勘三郎さんがタクシーの中で私の足元に潜り込み太ももを…
1970~90年代、私は毎晩200万円はくだらない売り上げをあげる銀座のホステスでした。平成生まれにはわからない贅沢な生活がありました。そして、私自身も「銀座の女」という贅沢品の一部として、たくさんの男性から貢がれ、愛を注がれ、磨かれてゆきました。そんな時代も今は昔、中村勘三郎さん、西城秀樹さんなど当時お世話になった芸能人の方々が亡くなるたびに、もう私もそんな年になったのだなと思います。そんな私の恋の昔語りをさせていただきたいと思います。
亡くなったとき、あれだけ浮名を流しても誰一人文句を言わないばかりか、歴代の彼女たちが勢ぞろいしたというのは中村勘三郎さん。私もつかず離れず「大人の関係」で長くお世話になりました。勘三郎さんと初めてお会いしたのは私が27、28歳。作詞家の山口洋子さんの経営する銀座の「姫」にいたころ。確か、出会ったころはまだ独身で、太地喜和子さんと破局した後だったと思います。お店に来た時にチケットをいただいたので、和服を着て歌舞伎を見に行き、楽屋に挨拶に行ったのがおつきあいの始まりでした。
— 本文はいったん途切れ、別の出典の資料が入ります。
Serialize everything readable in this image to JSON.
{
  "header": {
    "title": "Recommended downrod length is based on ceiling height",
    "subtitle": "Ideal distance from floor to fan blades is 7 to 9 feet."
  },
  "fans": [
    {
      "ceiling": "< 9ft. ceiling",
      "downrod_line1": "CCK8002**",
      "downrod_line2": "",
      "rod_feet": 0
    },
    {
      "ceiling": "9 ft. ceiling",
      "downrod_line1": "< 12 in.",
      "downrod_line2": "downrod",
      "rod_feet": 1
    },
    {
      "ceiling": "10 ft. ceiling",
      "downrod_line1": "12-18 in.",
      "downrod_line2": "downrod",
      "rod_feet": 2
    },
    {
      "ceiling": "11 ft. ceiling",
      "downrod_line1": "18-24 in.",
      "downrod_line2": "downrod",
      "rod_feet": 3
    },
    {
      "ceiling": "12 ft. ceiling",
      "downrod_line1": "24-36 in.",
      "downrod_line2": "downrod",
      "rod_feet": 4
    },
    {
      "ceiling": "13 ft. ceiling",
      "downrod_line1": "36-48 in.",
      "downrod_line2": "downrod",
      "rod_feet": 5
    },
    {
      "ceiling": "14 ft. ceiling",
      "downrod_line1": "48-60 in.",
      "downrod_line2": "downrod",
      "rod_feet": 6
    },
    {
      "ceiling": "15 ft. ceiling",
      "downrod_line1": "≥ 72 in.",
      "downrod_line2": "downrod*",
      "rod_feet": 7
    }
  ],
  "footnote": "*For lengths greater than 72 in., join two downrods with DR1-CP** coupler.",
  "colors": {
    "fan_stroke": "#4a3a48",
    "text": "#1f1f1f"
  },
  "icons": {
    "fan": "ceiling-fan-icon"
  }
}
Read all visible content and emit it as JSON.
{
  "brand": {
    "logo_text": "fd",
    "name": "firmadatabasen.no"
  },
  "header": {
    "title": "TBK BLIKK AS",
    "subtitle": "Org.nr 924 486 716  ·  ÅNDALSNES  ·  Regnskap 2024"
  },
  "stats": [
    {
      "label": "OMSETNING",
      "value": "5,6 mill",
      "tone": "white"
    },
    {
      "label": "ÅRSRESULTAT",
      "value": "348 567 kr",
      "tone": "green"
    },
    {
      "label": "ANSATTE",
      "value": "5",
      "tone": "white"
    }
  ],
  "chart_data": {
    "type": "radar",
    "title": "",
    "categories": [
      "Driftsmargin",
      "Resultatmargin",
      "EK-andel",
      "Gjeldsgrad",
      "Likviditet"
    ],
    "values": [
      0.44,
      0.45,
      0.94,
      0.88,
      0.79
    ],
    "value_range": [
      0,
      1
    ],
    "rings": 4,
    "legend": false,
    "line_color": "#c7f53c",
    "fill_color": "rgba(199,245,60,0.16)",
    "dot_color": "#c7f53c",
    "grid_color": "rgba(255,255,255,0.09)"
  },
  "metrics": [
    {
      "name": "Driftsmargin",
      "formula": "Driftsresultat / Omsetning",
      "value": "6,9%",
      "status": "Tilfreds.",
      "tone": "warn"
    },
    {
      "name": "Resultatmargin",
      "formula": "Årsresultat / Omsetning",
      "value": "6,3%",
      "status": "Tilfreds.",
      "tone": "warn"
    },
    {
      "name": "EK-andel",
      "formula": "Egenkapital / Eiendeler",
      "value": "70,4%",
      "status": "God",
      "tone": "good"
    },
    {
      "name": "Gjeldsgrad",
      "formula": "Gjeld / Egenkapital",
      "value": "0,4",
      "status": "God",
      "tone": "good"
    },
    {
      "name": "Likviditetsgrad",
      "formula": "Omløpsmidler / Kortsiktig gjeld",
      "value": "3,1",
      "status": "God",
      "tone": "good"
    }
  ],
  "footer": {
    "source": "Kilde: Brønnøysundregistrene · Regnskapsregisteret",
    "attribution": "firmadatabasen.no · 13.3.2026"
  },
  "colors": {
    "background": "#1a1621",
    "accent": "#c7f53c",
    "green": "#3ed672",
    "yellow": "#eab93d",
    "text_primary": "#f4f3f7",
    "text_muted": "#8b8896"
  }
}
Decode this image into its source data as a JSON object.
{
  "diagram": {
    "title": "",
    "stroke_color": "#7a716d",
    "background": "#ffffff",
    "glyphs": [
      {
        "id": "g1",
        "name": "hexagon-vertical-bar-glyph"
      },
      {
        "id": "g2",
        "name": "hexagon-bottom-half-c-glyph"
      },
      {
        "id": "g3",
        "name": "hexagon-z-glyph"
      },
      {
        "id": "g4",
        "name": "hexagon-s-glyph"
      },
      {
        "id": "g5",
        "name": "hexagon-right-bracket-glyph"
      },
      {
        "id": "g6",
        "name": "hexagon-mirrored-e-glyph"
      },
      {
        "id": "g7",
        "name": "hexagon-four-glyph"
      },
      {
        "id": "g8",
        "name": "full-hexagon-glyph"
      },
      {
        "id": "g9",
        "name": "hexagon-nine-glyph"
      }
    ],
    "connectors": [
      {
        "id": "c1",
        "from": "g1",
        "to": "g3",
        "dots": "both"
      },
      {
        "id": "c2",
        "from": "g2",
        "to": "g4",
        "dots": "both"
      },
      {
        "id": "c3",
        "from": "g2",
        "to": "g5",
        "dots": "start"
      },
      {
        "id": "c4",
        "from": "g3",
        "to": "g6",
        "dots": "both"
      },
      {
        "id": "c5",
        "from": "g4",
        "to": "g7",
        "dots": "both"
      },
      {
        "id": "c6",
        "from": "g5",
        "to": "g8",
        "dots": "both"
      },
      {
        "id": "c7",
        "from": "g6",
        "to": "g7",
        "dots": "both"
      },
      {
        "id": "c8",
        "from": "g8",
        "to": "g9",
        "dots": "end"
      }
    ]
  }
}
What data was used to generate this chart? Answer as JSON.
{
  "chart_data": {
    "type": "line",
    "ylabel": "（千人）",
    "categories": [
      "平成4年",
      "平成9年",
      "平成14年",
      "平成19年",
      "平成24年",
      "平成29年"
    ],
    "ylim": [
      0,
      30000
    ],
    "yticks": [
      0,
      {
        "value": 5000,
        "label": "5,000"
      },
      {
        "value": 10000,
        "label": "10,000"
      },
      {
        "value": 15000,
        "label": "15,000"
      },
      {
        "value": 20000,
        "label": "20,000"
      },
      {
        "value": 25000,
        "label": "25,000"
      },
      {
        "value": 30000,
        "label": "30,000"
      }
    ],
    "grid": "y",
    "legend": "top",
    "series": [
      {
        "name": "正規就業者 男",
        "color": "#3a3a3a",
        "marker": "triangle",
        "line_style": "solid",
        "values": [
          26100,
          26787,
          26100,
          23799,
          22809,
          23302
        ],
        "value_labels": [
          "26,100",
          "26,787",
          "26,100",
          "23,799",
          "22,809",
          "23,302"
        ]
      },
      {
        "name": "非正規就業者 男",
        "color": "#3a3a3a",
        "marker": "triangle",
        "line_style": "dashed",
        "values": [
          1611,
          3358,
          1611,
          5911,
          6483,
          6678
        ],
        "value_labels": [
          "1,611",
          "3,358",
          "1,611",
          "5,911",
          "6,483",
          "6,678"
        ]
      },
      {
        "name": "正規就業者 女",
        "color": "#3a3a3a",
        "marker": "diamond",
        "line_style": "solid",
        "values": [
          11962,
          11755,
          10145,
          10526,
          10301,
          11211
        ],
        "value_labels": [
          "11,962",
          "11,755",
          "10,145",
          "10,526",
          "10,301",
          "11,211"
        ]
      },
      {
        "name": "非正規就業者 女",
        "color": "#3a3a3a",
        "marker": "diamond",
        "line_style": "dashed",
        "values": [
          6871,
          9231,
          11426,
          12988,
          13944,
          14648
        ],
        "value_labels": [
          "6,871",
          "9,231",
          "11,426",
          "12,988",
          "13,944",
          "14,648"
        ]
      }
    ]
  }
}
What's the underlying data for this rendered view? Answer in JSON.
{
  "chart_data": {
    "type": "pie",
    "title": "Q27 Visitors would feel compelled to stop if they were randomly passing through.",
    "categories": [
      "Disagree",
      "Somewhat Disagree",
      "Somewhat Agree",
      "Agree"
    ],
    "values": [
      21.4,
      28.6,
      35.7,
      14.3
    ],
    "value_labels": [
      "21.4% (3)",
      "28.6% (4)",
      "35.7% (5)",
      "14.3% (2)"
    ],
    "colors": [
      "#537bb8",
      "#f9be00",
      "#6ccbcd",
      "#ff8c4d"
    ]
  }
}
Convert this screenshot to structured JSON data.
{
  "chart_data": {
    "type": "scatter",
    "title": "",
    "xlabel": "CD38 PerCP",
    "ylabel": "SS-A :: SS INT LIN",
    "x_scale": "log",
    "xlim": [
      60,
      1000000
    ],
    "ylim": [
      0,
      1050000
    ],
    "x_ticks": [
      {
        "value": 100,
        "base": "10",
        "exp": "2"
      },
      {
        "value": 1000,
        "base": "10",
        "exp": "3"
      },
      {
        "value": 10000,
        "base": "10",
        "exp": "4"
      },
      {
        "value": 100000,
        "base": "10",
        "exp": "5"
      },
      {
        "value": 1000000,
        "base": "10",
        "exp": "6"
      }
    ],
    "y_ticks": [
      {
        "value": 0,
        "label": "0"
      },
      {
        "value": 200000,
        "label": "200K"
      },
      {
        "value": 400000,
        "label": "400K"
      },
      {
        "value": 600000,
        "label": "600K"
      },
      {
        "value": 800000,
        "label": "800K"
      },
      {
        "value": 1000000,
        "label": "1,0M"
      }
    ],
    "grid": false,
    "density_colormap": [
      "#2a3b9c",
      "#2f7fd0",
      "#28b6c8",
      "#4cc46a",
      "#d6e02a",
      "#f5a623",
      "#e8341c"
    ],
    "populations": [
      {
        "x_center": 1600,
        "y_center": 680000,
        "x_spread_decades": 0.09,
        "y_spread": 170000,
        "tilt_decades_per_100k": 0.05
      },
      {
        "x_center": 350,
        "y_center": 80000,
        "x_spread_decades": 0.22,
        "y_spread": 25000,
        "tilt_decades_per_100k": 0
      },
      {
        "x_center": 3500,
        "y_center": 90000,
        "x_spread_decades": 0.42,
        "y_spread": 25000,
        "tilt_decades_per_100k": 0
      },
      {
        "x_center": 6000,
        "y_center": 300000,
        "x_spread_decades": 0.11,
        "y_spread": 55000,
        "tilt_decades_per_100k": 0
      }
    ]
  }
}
デートは若手役者を連れだって3、4人で食事をし、帰りのタクシーで後輩を降ろし、私の部屋へ。銀座からは窓ガラスがスモークで見えない白タクを利用したり……。当時私が住んでいたマンションは山口百恵さんも住んでいた高輪のマンションで、週刊誌の記者がよく張り込みをしている建物だったので、マンションの入り口に近づくと座席の下に隠れてマンションの門をくぐるのです。そんな時、勘三郎さんは私の足元に潜り込み、太ももをまさぐり、いたずらっ子のように顔を覗かせるのでした。